Following the decision to tighten borders in Botswana to curb the spread of COVID-19, at least six rhinos have been killed by poachers.

Rhino Conservation Botswana founder Map Ives revealed that rhino poaching had become a crisis since tourism was stopped.

“The poachers have been emboldened because the playing field is in their favour and they won’t have as many problems moving around,” said Ives.

Ives added that though rangers were still present in African reserves, the absence of tourists going on game drives meant that rhinos and other animals had fewer sets of eyes to watch over them.

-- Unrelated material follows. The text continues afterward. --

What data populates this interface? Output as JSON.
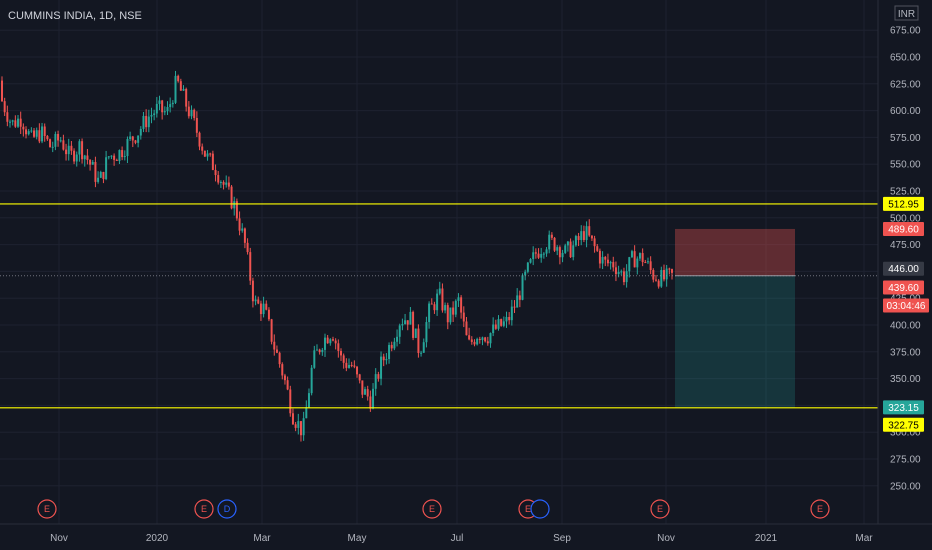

Botswana President Mokgweetsi Masisi  warned that his government would fight the poachers, most of whom come in from neighboring Namibia and Zambia and according to Voice of America, Botswana security forces have already killed five suspected poachers in April, 2020.

“Poachers do not bear a spear or a knobkerrie, or a knife, like some of those who break into households,” President Masisi said.

“Poachers bear sophisticated arms and are sufficiently radicalized to kill so they are dangerous. We put an army in place to defend this country, so any intruder is an enemy. And unfortunately, as with any war, there are casualties.”

South Africa has also recorded nine rhino deaths since the country was put in lockdown.